L’astrophysicien britannique Martin Rees a considéré que, dans un univers aux lois physiques arbitraires, les conditions pour que la vie apparaisse étaient extrêmement improbables, car elles exigent un réglage extrêmement fin entre les valeurs de six constantes universelles et les conditions d’ émergence de structures complexes comme celles du vivant. Selon lui, ces six nombres sont :

le nombre de dimensions de l’espace ; dès 1917, Paul Ehrenfest avait fait valoir que la vie – telle que nous la connaissons en tout cas – ne pouvait exister que dans un espace-temps quadridimensionnel, sans quoi les systèmes atomiques et planétaires seraient instables ;

le rapport entre les intensités de l’interaction gravitationnelle et de l’interaction électromagnétique, dont dépend la formation des étoiles ;

la fraction de l’énergie de masse des noyaux atomiques qui est libérée dans les réactions nucléaires, et permet aux étoiles de fabriquer les atomes lourds par fusion ;

les valeurs de la constante cosmologique et de la densité totale de matière-énergie dans l’Univers, qui régulent le rythme d’expansion cosmique ;

la fraction de la masse-énergie d’un amas de galaxies requise pour le disperser gravitationnellement, dont dépend la distribution à grande échelle des structures astronomiques.
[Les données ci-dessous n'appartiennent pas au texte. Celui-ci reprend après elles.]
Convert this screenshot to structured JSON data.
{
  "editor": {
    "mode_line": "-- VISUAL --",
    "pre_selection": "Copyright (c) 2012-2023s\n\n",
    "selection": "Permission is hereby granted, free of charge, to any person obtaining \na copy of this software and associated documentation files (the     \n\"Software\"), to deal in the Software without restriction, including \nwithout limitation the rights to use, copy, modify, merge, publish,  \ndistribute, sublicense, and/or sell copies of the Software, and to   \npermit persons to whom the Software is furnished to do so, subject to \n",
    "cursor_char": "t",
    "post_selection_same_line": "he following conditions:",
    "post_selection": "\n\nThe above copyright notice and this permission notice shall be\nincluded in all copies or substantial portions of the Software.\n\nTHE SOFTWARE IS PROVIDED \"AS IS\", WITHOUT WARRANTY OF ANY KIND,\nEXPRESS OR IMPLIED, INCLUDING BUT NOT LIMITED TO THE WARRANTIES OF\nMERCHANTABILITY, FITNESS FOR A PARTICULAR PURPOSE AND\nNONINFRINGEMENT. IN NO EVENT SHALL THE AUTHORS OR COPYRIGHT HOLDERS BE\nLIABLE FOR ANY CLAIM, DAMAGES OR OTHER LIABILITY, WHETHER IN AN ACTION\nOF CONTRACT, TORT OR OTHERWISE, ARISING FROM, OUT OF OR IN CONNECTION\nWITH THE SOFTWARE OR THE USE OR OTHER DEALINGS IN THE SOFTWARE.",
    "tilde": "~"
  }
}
Selon Rees, tout écart, même infime, aux valeurs que ces constantes universelles possèdent dans notre Univers empêcherait l’émergence du vivant. Même si l’on peut discuter ce choix spécifique de six constantes fondamentales pour contraindre l’apparition de la vie, il n’en reste pas moins que toute variation notoire d’un certain nombre de constantes de la physique (comme le doublement de la masse du proton) lui serait défavorable, et Rees avait largement été précédé dans cette voie par des chercheurs comme Robert Dicke, Brandon Carter ou John Barrow. Ces derniers ont développé le concept de « principe anthropique cosmologique », en vertu duquel la vie ne peut apparaître que dans un univers dont les lois physiques sont très proches de celles qui règnent dans le nôtre. Comme ces lois sont fondées sur des constantes universelles invariables au cours du temps, cela implique que seul un ensemble extrêmement restreint de conditions initiales est favorable au développement de la complexité. Il s’agit là d’un paradoxe, du moins en apparence, dit du « réglage fin » des paramètres cosmologiques.

Une première justification possible est celle du « dessein intelligent », en l’occurrence la thèse d’un Esprit Créateur qui aurait judicieusement et très précisément sélectionné au sein d’un ensemble infini de valeurs initiales possibles celles qui permettent notre existence. Bien que fondé sur des constatations de nature physique, le raisonnement consistant à déduire l’existence d’un dieu créateur du réglage fin des paramètres cosmiques n’est en aucune manière une explication scientifique (ce n’est même pas de la bonne théologie). Très généralement, l’histoire des sciences démontre que l’avancée des connaissances met systématiquement à bas tous les types de raisonnements à caractère finaliste – le cas le plus probant étant celui de la théorie de la sélection naturelle, selon laquelle les constructions complexes observées dans les plantes et les animaux sont le fruit de mutations au hasard et relèvent d’un « bricolage » réussi, plutôt que d’une invention ou d’un dessein programmés. La théorie de Charles Darwin a notamment démonté « l’argument de la montre » proposé en 1802 par le révérend anglais William Paley, selon lequel les montres, tout comme les plantes et les animaux, démontraient par leur construction complexe un dessein conçu par une intelligence supérieure.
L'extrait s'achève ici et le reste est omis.